Another potentially game-changing discovery has come out of the lab of Feng Zhang, PhD. This time, they uncovered the first programmable RNA-guided system in eukaryotes. Just a few months ago, the Zhang lab adapted a contractile injection system, found naturally in bacteria, that deliver protein payloads to target human cells.

In this recent work, Zhang’s team describes how the system—based on the Fanzor protein—uses RNA as a guide to target DNA precisely, and that Fanzor can be reprogrammed to edit the genome of human cells. Additionally, the compact Fanzor systems have the potential to be more easily delivered to cells and tissues as therapeutics than CRISPR/Cas systems, and further refinements to improve their targeting efficiency could make them a valuable new technology for human genome editing.

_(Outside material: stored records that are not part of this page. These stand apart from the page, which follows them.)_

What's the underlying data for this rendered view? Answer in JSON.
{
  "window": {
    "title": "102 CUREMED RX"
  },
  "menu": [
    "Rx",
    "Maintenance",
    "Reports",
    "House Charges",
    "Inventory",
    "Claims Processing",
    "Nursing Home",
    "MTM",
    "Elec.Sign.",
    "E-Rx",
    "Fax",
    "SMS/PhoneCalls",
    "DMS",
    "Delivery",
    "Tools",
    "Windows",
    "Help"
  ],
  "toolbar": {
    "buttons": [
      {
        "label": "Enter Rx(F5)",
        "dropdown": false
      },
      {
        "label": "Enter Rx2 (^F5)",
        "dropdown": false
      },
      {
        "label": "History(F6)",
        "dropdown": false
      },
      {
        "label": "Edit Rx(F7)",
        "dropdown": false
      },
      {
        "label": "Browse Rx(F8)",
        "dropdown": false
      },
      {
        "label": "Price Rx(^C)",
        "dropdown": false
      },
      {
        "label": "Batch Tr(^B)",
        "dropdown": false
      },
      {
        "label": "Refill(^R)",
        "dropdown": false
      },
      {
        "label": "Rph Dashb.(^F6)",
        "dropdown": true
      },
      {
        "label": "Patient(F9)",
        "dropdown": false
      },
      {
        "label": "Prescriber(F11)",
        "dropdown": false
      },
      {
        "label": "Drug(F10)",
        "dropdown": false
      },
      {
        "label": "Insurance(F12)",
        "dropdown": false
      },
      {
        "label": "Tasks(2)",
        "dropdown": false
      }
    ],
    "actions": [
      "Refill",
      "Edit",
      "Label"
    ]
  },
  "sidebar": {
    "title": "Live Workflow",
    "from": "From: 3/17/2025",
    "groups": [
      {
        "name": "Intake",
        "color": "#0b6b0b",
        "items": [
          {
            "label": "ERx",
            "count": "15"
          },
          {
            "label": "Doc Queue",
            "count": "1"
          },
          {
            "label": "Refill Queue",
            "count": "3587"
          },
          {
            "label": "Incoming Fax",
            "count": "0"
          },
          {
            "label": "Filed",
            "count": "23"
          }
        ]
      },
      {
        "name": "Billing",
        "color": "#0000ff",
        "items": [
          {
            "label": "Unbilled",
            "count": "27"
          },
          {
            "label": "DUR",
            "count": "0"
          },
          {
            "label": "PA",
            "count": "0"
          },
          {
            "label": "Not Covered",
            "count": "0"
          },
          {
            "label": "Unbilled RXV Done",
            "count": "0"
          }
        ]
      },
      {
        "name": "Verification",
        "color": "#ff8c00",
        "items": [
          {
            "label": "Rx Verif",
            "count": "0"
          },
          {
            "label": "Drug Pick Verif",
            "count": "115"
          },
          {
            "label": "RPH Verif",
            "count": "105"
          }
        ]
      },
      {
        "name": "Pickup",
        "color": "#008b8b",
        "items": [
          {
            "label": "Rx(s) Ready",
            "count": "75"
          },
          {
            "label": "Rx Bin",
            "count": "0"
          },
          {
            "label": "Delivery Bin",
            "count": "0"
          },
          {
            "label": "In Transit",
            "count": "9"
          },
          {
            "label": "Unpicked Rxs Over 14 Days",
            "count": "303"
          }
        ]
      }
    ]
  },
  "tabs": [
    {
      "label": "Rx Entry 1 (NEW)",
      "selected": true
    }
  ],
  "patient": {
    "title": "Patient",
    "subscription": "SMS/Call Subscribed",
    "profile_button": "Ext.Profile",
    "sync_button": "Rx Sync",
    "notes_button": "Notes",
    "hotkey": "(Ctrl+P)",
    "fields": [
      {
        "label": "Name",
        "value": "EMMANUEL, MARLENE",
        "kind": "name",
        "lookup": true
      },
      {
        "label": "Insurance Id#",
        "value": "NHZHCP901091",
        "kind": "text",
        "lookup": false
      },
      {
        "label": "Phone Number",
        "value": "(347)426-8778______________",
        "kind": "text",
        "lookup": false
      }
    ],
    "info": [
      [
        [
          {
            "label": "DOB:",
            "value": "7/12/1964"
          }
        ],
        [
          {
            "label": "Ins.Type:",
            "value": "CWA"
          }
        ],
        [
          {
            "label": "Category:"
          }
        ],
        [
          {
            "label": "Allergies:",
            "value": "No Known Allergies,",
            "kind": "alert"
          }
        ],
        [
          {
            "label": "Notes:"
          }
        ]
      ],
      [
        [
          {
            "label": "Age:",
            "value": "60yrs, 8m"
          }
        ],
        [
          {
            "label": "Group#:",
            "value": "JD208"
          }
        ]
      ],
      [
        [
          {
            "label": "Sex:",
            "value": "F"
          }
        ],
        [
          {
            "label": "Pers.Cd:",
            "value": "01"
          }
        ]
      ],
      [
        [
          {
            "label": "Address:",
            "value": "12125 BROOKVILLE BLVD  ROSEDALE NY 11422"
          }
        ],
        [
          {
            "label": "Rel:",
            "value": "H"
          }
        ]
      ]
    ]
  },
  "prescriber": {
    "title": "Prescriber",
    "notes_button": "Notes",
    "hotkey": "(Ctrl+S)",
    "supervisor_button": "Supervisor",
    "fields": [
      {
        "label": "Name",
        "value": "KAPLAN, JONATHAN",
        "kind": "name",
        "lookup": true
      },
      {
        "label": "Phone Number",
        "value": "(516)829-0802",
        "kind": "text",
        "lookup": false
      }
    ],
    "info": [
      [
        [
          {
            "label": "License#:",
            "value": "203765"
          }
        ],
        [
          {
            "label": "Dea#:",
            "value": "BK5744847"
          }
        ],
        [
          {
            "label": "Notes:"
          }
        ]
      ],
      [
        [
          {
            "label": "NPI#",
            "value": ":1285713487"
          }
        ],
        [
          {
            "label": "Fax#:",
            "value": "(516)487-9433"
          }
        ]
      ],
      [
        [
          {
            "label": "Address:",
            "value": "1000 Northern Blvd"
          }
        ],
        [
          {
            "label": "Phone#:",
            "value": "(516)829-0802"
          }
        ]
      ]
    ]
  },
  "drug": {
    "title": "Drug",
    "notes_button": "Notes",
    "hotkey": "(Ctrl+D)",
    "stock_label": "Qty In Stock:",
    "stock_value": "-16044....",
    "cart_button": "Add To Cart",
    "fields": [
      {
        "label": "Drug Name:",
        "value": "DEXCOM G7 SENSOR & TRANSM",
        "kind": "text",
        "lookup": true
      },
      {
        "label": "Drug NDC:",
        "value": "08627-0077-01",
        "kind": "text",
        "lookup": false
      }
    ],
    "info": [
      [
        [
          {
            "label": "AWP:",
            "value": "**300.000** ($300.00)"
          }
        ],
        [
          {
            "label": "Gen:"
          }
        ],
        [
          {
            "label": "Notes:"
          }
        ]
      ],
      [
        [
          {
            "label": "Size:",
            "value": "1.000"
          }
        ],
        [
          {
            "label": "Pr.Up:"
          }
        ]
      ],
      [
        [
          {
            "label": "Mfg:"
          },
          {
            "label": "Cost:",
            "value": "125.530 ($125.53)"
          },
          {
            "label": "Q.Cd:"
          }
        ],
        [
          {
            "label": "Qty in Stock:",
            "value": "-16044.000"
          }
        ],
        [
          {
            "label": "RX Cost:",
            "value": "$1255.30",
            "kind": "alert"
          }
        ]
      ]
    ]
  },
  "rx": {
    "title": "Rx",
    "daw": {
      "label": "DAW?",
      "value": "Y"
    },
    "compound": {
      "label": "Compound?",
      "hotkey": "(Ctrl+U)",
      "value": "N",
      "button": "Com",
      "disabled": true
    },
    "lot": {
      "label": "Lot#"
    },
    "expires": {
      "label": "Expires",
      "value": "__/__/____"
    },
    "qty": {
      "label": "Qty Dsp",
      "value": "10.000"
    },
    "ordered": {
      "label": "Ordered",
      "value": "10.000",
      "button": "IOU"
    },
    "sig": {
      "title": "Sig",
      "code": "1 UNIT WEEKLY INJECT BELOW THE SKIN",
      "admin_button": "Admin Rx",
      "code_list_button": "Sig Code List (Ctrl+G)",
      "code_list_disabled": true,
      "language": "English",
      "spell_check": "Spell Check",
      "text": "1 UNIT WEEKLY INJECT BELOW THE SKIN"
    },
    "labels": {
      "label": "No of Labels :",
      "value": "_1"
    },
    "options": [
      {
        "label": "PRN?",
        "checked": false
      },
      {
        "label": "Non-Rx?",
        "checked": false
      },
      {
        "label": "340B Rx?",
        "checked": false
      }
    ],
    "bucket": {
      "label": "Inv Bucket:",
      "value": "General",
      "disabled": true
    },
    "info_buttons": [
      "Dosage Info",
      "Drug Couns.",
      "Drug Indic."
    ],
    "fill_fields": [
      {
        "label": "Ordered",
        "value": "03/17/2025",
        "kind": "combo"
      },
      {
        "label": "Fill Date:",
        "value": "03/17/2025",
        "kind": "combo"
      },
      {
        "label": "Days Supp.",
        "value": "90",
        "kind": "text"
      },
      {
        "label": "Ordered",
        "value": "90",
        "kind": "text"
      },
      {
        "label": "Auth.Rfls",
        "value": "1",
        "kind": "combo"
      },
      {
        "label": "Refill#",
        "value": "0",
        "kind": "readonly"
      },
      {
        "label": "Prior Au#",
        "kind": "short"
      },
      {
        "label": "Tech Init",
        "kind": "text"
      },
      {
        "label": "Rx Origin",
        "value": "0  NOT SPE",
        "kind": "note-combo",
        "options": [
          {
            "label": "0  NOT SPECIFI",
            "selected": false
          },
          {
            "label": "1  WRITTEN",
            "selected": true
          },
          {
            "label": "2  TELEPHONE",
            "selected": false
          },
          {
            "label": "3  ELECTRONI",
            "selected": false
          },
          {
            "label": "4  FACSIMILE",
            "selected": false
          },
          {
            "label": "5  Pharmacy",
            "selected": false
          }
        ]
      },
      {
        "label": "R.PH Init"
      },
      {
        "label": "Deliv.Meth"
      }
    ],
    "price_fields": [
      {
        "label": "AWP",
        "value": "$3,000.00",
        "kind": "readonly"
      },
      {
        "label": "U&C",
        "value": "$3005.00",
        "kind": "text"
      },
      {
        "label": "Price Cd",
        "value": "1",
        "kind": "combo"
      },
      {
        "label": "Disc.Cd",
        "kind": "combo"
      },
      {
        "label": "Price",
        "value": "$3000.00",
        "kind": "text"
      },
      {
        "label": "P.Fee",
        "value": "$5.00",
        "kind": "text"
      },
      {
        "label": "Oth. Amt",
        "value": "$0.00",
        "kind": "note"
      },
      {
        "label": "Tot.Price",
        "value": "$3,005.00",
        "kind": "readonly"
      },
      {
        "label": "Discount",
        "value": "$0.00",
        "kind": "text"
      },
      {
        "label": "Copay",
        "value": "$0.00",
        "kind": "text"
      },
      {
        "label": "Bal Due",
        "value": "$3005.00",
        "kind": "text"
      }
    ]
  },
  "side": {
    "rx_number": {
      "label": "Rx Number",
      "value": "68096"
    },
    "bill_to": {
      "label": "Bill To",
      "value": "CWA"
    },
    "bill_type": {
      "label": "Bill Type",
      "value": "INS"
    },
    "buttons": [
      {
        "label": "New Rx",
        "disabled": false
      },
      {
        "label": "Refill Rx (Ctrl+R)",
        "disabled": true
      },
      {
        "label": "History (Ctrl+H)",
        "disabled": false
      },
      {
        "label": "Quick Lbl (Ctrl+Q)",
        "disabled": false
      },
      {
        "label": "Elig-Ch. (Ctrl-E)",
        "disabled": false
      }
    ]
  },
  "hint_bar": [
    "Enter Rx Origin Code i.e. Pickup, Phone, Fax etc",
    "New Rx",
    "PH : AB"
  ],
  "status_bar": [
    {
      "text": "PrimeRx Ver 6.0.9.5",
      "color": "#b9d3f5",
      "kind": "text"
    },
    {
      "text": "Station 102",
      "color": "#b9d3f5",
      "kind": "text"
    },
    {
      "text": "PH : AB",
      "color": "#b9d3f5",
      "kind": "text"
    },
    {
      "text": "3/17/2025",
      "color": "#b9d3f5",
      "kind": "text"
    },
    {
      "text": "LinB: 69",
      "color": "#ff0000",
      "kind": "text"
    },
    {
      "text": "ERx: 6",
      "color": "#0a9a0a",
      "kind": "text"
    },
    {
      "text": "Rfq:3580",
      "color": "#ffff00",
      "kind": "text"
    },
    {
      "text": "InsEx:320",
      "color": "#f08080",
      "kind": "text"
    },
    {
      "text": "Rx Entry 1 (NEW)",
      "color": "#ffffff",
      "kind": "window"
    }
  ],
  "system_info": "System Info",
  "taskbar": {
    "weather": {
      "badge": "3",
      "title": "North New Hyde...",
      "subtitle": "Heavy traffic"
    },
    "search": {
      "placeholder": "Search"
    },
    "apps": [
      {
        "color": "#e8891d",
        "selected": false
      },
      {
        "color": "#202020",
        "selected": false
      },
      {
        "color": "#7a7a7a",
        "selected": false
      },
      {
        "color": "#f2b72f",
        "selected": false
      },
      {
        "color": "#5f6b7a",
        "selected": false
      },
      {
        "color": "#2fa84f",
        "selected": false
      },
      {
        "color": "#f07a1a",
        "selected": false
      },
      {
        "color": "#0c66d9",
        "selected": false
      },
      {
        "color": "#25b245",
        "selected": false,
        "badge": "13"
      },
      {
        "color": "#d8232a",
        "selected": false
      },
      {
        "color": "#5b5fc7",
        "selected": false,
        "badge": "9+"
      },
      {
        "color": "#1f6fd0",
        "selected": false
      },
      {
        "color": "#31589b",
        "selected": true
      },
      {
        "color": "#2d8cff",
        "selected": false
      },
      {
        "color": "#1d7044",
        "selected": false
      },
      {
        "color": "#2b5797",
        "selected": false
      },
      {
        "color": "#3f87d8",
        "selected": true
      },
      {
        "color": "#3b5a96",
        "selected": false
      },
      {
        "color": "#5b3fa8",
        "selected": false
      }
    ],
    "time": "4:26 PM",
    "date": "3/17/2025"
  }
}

The research is published in Nature, in the paper, “Fanzor is a eukaryotic programmable RNA-guided endonuclease.

People have long wondered whether systems similar to the well-known bacterial CRISPR system exist in eukaryotes. The new study demonstrates that RNA-guided DNA-cutting mechanisms are present across all kingdoms of life.

“CRISPR-based systems are widely used and powerful because they can be easily reprogrammed to target different sites in the genome,” said Zhang, a core institute member at the Broad. “This new system is another way to make precise changes in human cells, complementing the genome editing tools we already have.”

A major aim of the Zhang lab is to develop genetic medicines using systems that can modulate human cells by targeting specific genes and processes. “A number of years ago, we started to ask, ‘What is there beyond CRISPR, and are there other RNA-programmable systems out there in nature?’” said Zhang.

Two years ago, Zhang lab members discovered a class of RNA-programmable systems in prokaryotes called OMEGAs, which are often linked with transposable elements in bacterial genomes and likely gave rise to CRISPR/Cas systems. That work also highlighted similarities between prokaryotic OMEGA systems and Fanzor proteins in eukaryotes, suggesting that the Fanzor enzymes might also use an RNA-guided mechanism to target and cut DNA.

In the new study, the researchers continued their study of RNA-guided systems by isolating Fanzor from fungi, algae, and amoeba species, in addition to a clam—the Northern Quahog.

The biochemical characterization of the Fanzor proteins showed that they are DNA-cutting endonuclease enzymes that use nearby noncoding RNAs (ωRNAs) to target particular sites in the genome. It is the first time this mechanism has been found in eukaryotes.

Unlike CRISPR proteins, Fanzor enzymes are encoded in the eukaryotic genome within transposable elements and the team’s phylogenetic analysis suggests that the Fanzor genes have migrated from bacteria to eukaryotes through horizontal gene transfer.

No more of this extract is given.